Now I’m back at work I’m determined to carve out time to continue my blogging –> essay writing. I’ve set aside Thursday afternoons but want to begin getting some ideas on the page so I don’t fall into staring at a page during those chunks of time. I’ve had a bunch of ideas but neglected to write them down…why do I carry around all those little notebooks if I don’t use them?
I read a disturbing yet fascinating essay on Full Grown People about same-sex domestic abuse: Never Say I Didn’t Bring You Flowers. My curiosity piqued by the author’s biography, I looked for information about her and her partner online and, since they were part of a lawsuit in Canada, found some. Plus photos. This got me wondering about the author’s decision to go public with her story. After publishing the piece everyone would know exactly who she’s writing about and would know that this well-known physician in Vancouver had abused her wife. Is she afraid of repercussions? What made her decide to reveal the truth? I guess I’m not there quite yet…still responding to my fear and the fear of others by not disseminating my own writing more widely.
But it also made me wonder if I could try (again) to write something about my “two years as a lesbian.” I kind of started but stalled out. Maybe time to re-boot that.
Fear might just be the next topic. It would connect both of the above. Fear of publishing, fear of telling secrets (my own and others), fear of failure. Begin with the “650 words” blog post then flash back to 1981 and work up through 1983 then forward to 2012? Dunno. But will start there.
Helpful essay: Today, I know I am worth of respect, friendship, and love
Hi Becky Jo, I just found out about you through an old friendship with Debra Monroe (I was working on my MFA in poetry) while she was busy getting her PhD at the U of U. I got married shortly after my MFA and worked as a poet-in-the-schools for the Utah Arts Council. Debra and I lost touch over the years and I, feeling hopeless, embarrassed, and like a failure didn’t contact Debra or any other friends (barely family) after my divorce. I worked my fingers to the bone as a public educator and did other truly “menial labor” just to get by and raise my son. Finally, hopefully, after leaving public education, with my son in college, and having remarried, I want to and have time to face my OWN fears (of which there are many similar and some additional and different those you’ve braved to admit) and begin to publish again.

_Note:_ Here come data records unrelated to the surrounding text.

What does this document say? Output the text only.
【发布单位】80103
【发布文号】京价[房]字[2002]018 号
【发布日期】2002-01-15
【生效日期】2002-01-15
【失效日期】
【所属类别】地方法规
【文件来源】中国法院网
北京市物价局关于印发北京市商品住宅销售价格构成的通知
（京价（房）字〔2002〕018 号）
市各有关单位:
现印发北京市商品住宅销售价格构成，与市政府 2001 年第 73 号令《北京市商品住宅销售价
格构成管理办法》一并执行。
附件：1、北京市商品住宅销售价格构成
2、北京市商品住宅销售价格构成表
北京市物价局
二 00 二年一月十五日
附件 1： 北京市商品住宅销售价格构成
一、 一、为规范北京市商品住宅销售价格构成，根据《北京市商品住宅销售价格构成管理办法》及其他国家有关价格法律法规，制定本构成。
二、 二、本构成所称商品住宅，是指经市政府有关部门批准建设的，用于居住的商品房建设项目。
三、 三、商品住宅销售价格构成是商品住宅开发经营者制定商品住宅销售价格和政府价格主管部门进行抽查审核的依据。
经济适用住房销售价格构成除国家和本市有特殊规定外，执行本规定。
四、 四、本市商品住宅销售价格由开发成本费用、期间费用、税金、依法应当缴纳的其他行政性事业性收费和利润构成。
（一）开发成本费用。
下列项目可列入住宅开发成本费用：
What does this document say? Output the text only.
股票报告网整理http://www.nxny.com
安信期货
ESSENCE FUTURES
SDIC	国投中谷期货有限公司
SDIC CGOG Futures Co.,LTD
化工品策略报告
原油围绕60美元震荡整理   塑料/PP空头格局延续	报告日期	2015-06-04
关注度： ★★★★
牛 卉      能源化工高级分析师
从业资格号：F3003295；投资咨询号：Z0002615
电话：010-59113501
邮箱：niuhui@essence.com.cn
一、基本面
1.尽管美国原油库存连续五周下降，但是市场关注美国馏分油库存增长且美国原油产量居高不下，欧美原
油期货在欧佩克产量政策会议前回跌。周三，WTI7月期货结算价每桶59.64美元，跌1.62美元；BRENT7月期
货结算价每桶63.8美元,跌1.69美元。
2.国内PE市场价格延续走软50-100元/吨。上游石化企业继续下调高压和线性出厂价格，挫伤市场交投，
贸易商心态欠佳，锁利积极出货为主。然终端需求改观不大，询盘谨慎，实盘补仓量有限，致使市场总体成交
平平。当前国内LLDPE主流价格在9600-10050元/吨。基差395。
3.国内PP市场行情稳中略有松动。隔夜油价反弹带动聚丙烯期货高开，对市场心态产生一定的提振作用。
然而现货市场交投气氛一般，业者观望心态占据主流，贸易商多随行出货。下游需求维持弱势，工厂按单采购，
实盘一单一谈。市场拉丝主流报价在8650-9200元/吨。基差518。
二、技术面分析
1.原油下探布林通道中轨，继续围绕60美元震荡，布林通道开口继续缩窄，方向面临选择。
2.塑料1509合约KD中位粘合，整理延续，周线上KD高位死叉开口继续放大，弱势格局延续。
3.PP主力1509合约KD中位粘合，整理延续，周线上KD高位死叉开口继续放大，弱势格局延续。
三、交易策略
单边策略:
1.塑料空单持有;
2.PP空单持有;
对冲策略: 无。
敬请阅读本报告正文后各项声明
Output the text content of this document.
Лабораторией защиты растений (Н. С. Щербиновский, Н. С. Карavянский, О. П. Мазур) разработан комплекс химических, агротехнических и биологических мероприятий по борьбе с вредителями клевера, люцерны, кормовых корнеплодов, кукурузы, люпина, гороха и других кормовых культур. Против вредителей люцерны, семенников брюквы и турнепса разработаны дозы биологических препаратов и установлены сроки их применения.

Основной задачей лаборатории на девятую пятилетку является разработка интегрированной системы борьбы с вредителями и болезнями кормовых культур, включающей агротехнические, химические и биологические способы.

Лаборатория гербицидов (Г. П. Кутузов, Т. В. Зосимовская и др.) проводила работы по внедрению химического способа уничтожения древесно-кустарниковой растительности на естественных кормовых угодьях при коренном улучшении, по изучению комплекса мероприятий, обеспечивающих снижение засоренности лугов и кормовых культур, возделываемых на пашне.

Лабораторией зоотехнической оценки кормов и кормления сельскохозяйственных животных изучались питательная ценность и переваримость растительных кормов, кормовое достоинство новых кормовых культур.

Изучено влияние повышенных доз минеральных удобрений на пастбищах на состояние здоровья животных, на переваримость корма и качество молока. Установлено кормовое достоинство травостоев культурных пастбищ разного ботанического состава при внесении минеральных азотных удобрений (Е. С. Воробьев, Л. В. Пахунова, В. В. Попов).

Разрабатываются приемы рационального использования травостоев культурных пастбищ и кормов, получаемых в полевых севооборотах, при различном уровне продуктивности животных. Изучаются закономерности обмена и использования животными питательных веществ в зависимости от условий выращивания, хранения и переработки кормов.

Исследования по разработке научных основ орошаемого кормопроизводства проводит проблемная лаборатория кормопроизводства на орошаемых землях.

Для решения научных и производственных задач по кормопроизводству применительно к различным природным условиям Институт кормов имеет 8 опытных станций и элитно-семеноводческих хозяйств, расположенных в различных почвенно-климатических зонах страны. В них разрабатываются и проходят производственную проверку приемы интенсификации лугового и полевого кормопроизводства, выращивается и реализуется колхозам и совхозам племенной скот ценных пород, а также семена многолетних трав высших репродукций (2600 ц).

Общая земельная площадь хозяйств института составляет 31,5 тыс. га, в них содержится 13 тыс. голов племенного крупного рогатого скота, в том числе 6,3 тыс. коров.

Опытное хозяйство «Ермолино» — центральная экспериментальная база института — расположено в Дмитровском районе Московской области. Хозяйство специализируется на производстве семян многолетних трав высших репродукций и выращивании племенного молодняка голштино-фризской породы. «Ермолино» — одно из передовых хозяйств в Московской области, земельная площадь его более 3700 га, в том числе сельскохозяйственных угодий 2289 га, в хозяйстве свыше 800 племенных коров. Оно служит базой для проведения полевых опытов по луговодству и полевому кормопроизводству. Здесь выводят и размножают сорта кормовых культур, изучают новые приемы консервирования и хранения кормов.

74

I published two poems in “The New Republic” while getting my MFA, along with other small literary journals, but I lack soooooo much confidence and “follow through” based on my upbringing and family secrets.
I’ve been in Italy this past year, but when I return in a week or so (after surviving a nearly fatal accident in which I fractured my pelvis in five places, I’m moving from SLC to Phoenix (and know no one except my husband and my dog), but I wanted to ask you if you had any great advice to share with me, things to read, what helped you besides the Taos Writers’ Conference, etc. I would really appreciate it.
P.S. I really admire the way your essays are so artfully woven together. The way you move from things you’ve read and research, to the present, through the past, etc. It’s really wonderful. Congratulations on your teaching career and writing career!
My best!
Linda M. Nowlin
Please, if there is a way to keep this private, please do so.